Photo: Cannes Film Festival
Last night’s big Cannes premiere was Lynne Ramsay’s Die My Love, starring Jennifer Lawrence as a woman on the verge — and then in the throes — of a nervous breakdown. A new mother isolated in the Montana woods with only her clueless, emotionally detached husband (Robert Pattinson) and grieving mother-in-law (Sissy Spacek) for company, Lawrence’s Grace goes from gallivanting through the fields and having gleeful, animalistic sex on the kitchen floor (a scene Lawrence said Ramsay asked them to shoot on their very first day of filming) to hurling herself through a glass door. It’s a meaty, thrilling performance, one of Lawrence’s best, and at a press conference for the film, she spoke honestly about how her own experience with motherhood — she recently had her second child, and was pregnant during filming — informed the role.
“Considering that ego is a big part of an actor’s career, and you’ve been in the spotlight for a long time, how did the birth of the children change your perspective on your career and about what is really important in life?” a reporter asked of the cast. Pattinson looked at Lawrence wide-eyed, as if imploring her to answer first. “Okay, fine,” she said, to laughter among her castmates and Ramsay.
“Having children changes everything. It changes your whole life. It’s brutal and incredible. Not only do they go into every decision of, if I’m working, where I’m working, when I’m working…they’ve taught me… I didn’t know that I could feel so much,” said Lawrence. “My job has a lot to do with emotion, and they’ve opened up the world to me. It’s almost like feeling like a blister or something. So sensitive. So they’ve changed my life, obviously, for the best, and they’ve changed me creatively.” She paused, then joked, “I highly recommend having kids if you want to be an actor.”

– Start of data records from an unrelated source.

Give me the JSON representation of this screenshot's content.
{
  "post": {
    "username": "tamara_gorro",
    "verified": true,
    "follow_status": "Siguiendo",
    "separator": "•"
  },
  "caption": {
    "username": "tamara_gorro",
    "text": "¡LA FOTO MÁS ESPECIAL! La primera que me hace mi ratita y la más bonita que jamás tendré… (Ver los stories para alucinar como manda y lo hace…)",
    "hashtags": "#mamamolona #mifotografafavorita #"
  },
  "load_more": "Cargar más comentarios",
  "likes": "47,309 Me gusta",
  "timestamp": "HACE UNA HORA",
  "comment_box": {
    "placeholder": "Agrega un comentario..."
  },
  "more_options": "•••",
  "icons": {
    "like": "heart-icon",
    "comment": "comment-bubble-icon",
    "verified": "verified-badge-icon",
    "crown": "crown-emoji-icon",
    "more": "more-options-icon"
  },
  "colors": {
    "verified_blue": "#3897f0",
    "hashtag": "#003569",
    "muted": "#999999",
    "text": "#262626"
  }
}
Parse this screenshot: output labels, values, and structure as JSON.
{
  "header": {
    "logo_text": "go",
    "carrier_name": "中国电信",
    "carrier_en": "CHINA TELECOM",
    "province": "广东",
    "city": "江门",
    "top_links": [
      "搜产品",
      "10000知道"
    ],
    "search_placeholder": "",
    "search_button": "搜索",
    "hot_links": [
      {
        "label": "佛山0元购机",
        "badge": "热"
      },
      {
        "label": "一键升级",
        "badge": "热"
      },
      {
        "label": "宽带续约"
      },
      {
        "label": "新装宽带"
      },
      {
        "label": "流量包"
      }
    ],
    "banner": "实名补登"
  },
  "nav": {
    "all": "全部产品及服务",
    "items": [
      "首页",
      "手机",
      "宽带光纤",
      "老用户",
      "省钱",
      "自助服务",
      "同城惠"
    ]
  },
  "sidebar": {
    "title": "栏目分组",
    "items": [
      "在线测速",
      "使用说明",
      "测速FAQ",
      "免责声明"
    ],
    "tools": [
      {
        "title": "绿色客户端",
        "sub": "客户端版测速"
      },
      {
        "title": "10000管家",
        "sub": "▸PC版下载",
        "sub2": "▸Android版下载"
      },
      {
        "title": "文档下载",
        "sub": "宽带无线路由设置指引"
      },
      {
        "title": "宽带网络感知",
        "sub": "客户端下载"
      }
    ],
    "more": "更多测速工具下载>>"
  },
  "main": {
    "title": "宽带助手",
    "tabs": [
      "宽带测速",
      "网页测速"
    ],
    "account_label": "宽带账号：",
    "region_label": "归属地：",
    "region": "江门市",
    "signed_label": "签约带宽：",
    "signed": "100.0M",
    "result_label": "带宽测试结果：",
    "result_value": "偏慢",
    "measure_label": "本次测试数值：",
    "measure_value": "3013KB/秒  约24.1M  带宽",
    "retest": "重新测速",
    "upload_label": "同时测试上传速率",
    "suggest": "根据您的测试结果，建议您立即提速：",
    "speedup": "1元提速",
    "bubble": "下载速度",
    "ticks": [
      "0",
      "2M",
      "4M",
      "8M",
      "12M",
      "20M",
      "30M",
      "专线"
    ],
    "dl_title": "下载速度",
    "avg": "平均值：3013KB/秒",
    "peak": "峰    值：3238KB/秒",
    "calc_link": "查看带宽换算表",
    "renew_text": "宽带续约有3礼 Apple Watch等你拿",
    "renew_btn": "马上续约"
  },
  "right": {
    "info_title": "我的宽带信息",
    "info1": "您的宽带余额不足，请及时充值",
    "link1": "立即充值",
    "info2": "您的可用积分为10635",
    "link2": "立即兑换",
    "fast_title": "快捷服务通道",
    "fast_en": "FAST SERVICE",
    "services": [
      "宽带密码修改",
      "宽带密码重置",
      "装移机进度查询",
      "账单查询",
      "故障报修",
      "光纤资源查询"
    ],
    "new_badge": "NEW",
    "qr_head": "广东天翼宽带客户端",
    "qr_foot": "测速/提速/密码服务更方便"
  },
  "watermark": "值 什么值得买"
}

“As a mother, it was really hard to separate what I would do as opposed to what [my character] would do,” she said. “And it was just heartbreaking…I had just had my firstborn, and there’s not really anything like postpartum. It’s extremely isolating. She doesn’t have a community. She doesn’t have her people. But the truth is, extreme anxiety and extreme depression is isolating, no matter where you are. You feel like an alien.” For his part, Pattinson, who recently had his first child with Suki Waterhouse, said, “I think in the most unexpected way, having a baby gives you the biggest trove of energy and inspiration afterwards.” Lawrence interjected: “You get energy?!”